No hay duda de que el nombre de
Thomas Bernhard está asociado en la conciencia del lector, por lo menos en el
ámbito hispánico de recepción, a su portentoso ciclo autobiográfico y a sus
novelas largas, de Helada a Extinción. Se ha dicho alguna vez que el
austriaco es sobre todo una voz y es tal la potencia singular, devastadora, de
su dicción en estos textos de caza mayor,
que parece comprensible que haya sofocado la resonancia no solo de otras piezas
narrativas menores (así, ese centenar largo de prosas breves que con el título
de El imitador de voces abre el
volumen que reseñamos), sino también de sus incursiones en otros géneros,
considerados irreflexivamente a la sombra de sus logros novelescos. En
el caso de su amplia producción teatral constituye una notoria injusticia, puesto que -al margen de que haya sido
decisiva en la conformación de esa figura pública “escandalosa” que cultivó, o
a la que fue condenado, en su tierra natal- se inscribe por derecho propio en
la centralidad de su poética. La reedición conjunta, pues, de El imitador de voces y de tres obras de
sus inicios teatrales en los primeros años setenta ofrece la posibilidad,
nuevamente, de corregir y ampliar la perspectiva sobre una obra a la que
conviene no dejar de regresar.
De El imitador de voces se ha afirmado que es un “Bernhard para
principiantes”; prefiero considerar que es un Bernhard ciertamente poco
bernhardiano, lo que tal vez podrá hacerlo más tolerable “para los que odian a Thomas Bernhard”, por citar
un paratexto editorial.
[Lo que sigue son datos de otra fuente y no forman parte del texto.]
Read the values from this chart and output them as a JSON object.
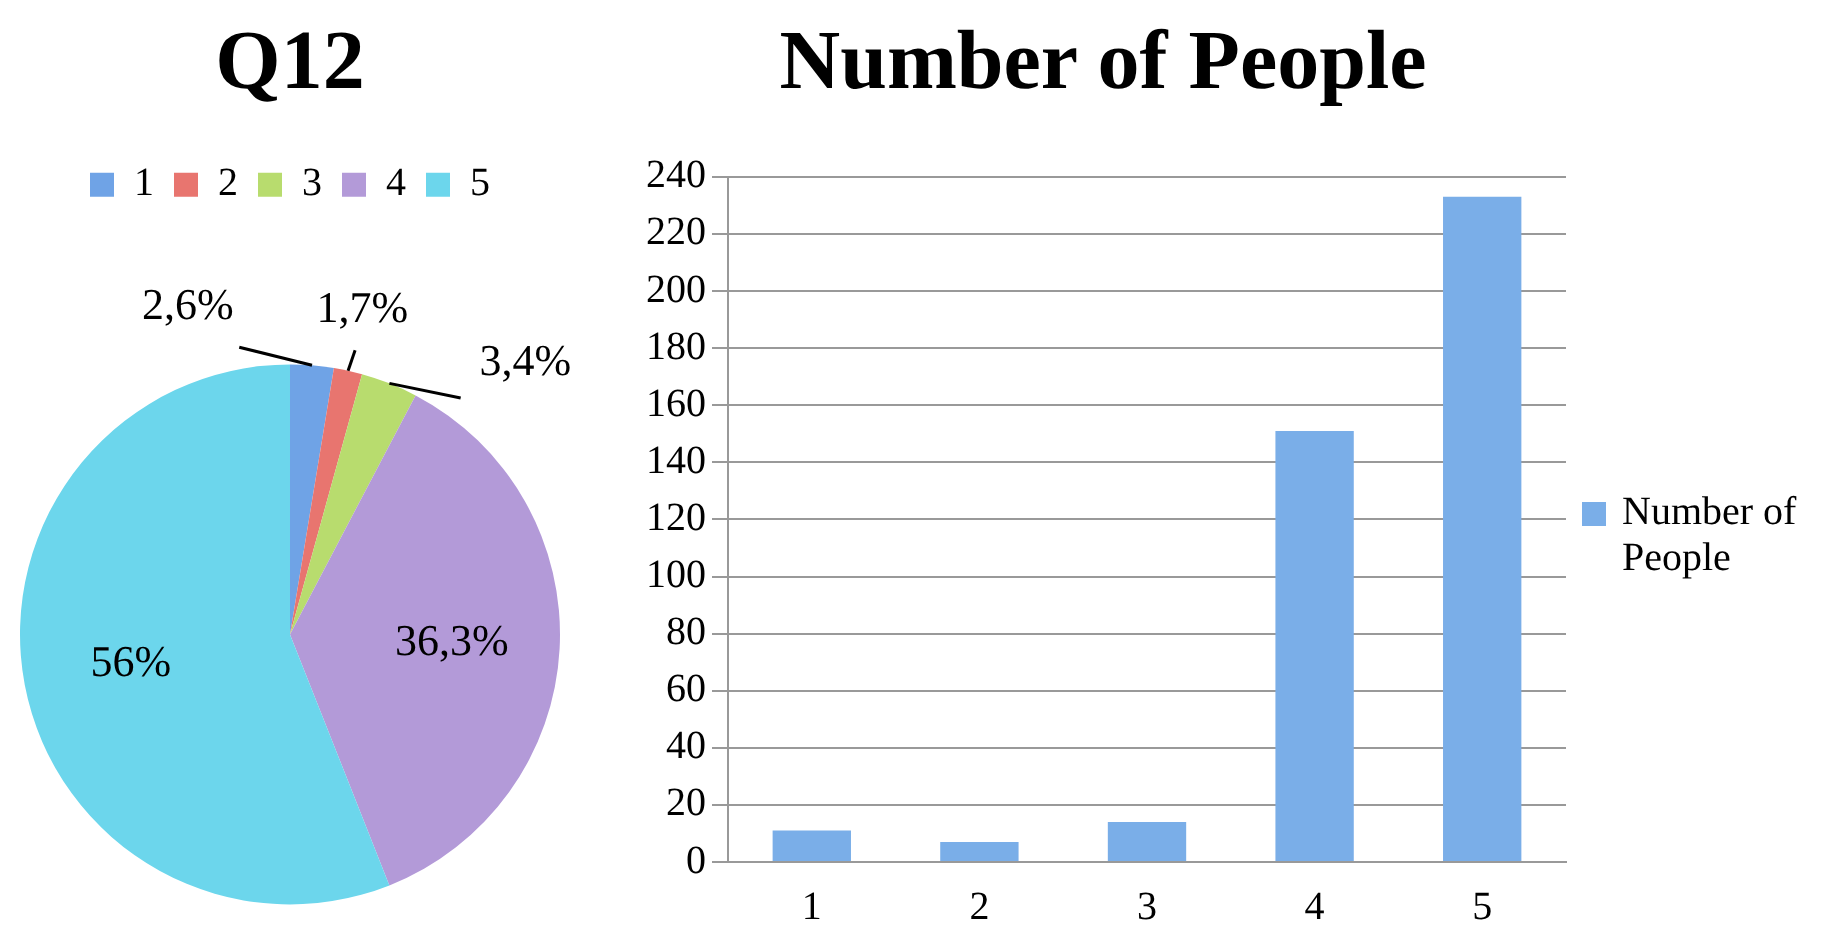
{
  "chart_data": [
    {
      "type": "pie",
      "title": "Q12",
      "categories": [
        "1",
        "2",
        "3",
        "4",
        "5"
      ],
      "values": [
        2.6,
        1.7,
        3.4,
        36.3,
        56
      ],
      "colors": [
        "#6fa3e6",
        "#e8756f",
        "#b8dc6e",
        "#b39ad8",
        "#6cd6ec"
      ],
      "value_labels": [
        "2,6%",
        "1,7%",
        "3,4%",
        "36,3%",
        "56%"
      ],
      "legend": "top"
    },
    {
      "type": "bar",
      "title": "Number of People",
      "categories": [
        "1",
        "2",
        "3",
        "4",
        "5"
      ],
      "series": [
        {
          "name": "Number of People",
          "color": "#7aaee8",
          "values": [
            11,
            7,
            14,
            151,
            233
          ]
        }
      ],
      "ylim": [
        0,
        240
      ],
      "yticks": [
        0,
        20,
        40,
        60,
        80,
        100,
        120,
        140,
        160,
        180,
        200,
        220,
        240
      ],
      "grid": "y",
      "legend": "right"
    }
  ]
}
Veamos. Para una percepción extendida, Bernhard es sin
duda el escritor que se deleita en las diatribas más acerbas de la
institucionalidad política y cultural de su época, el que mortifica las
certezas vitales más asentadas o quien excava en el sótano para iluminar los
cadáveres enterrados bajo un presente pulcramente aséptico. Pero esa condición
de portador de malas noticias es indisociable de la monodia obsesiva e
irrestricta de esa prosa en que un racionalismo exasperado y antinómico termina
autoaniquilándose (y aniquilando de paso el mundo) en las espirales de un
discurso regido por los principios musicales de la variación, el contrapunto y
la iteración. La destrucción como, ante todo, una cuestión de estilo.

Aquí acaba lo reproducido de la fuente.